A tous ceux qui ne la connaissaient pas, elle criait : << Vive l’anarchie ! >>

 

Les poireaux aiment les fraises.

Vous ne le saviez pas ? Je vais vous mettre à l’aise.

Non il ne s’agit pas de manger les poireaux avec des fraises, mais

De les planter les uns à côté des autres et désormais

Vos soupes seront meilleures.

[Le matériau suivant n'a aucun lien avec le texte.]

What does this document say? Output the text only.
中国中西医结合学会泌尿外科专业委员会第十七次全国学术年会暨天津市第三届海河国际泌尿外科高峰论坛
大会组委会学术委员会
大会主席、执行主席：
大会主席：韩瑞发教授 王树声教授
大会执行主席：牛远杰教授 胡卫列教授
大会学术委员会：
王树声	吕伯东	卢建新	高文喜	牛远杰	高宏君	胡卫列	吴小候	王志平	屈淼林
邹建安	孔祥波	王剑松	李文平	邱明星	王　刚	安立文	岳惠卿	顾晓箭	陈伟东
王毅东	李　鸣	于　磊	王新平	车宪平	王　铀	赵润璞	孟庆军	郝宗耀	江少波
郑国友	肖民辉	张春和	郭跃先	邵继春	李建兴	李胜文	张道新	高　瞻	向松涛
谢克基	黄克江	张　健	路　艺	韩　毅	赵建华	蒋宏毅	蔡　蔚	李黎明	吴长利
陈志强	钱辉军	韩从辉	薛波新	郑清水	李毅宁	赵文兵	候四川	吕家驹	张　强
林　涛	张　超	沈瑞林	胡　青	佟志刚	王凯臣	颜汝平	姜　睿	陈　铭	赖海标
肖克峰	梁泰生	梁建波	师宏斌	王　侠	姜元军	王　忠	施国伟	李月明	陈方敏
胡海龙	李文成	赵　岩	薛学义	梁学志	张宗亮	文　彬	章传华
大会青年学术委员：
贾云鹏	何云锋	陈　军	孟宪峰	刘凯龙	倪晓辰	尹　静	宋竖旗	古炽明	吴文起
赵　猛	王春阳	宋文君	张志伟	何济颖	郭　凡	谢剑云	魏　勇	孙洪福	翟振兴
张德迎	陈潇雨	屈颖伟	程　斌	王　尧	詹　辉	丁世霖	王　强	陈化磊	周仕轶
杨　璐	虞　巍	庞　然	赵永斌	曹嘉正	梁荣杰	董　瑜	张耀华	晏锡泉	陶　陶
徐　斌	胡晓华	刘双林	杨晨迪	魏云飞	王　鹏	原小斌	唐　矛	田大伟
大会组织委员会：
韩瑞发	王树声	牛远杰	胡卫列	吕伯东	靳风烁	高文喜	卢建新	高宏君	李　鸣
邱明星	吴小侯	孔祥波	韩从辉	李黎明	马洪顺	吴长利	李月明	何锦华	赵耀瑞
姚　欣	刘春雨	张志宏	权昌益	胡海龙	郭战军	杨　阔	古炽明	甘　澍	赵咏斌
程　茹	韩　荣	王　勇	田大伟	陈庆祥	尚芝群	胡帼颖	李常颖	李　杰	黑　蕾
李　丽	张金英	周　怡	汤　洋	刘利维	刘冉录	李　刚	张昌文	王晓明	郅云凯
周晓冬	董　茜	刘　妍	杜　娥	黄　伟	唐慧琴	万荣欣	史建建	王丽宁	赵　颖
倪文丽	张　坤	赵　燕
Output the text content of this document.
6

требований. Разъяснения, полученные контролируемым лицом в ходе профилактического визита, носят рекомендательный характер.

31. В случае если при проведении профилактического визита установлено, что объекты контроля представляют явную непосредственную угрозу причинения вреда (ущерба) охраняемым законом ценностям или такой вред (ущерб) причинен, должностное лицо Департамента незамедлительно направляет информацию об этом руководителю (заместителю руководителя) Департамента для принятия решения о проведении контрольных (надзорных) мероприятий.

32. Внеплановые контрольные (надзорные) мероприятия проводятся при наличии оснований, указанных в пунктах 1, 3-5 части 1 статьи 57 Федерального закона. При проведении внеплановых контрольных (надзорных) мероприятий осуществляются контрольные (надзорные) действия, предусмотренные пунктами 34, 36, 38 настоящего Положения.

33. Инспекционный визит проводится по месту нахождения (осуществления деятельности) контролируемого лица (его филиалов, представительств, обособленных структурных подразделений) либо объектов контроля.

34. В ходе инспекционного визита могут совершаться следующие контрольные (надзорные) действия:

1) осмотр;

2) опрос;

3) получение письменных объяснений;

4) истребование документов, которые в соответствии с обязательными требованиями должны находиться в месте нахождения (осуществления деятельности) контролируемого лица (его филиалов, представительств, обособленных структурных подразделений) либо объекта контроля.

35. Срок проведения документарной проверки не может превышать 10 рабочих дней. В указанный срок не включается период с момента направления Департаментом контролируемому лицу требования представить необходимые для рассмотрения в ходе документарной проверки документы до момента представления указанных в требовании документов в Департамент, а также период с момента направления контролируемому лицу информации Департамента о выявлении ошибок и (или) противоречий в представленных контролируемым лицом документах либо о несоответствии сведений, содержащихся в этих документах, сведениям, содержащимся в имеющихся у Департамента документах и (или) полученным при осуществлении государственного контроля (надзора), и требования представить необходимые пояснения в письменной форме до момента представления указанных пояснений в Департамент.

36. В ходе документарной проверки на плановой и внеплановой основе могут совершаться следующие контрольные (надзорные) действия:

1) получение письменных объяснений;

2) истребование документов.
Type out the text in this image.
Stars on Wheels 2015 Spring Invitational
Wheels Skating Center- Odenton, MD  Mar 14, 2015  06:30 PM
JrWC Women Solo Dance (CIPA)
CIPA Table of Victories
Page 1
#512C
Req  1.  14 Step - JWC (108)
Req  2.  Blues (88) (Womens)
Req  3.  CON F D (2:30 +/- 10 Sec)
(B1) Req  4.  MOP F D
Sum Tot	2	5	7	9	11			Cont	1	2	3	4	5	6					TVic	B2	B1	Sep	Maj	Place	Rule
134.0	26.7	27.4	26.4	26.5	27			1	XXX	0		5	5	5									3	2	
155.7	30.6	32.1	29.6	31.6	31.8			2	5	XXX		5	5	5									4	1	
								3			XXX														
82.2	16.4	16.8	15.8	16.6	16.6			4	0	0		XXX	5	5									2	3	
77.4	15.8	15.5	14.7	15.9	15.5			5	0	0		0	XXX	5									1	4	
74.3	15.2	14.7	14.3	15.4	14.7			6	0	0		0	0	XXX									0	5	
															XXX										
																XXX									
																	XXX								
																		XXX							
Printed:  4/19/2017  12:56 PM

Non, ne croyez pas que ce sont des fadaises

 

Chaque fois qu’il s’asseyait, le grand-père disait : << Aïe ! Aïe ! >>

Et chaque fois qu’il se relevait, il disait : << Allez, au travail ! >>

Mais très vite son genou

Devenu fragile comme un joujou,

Ne voulait plus se plier et très vite le vieil homme rentrait au bercail.

 

J’ai très bien connu le père Michel

Il était si gros qu’il n’aurait pu monter à l’échelle.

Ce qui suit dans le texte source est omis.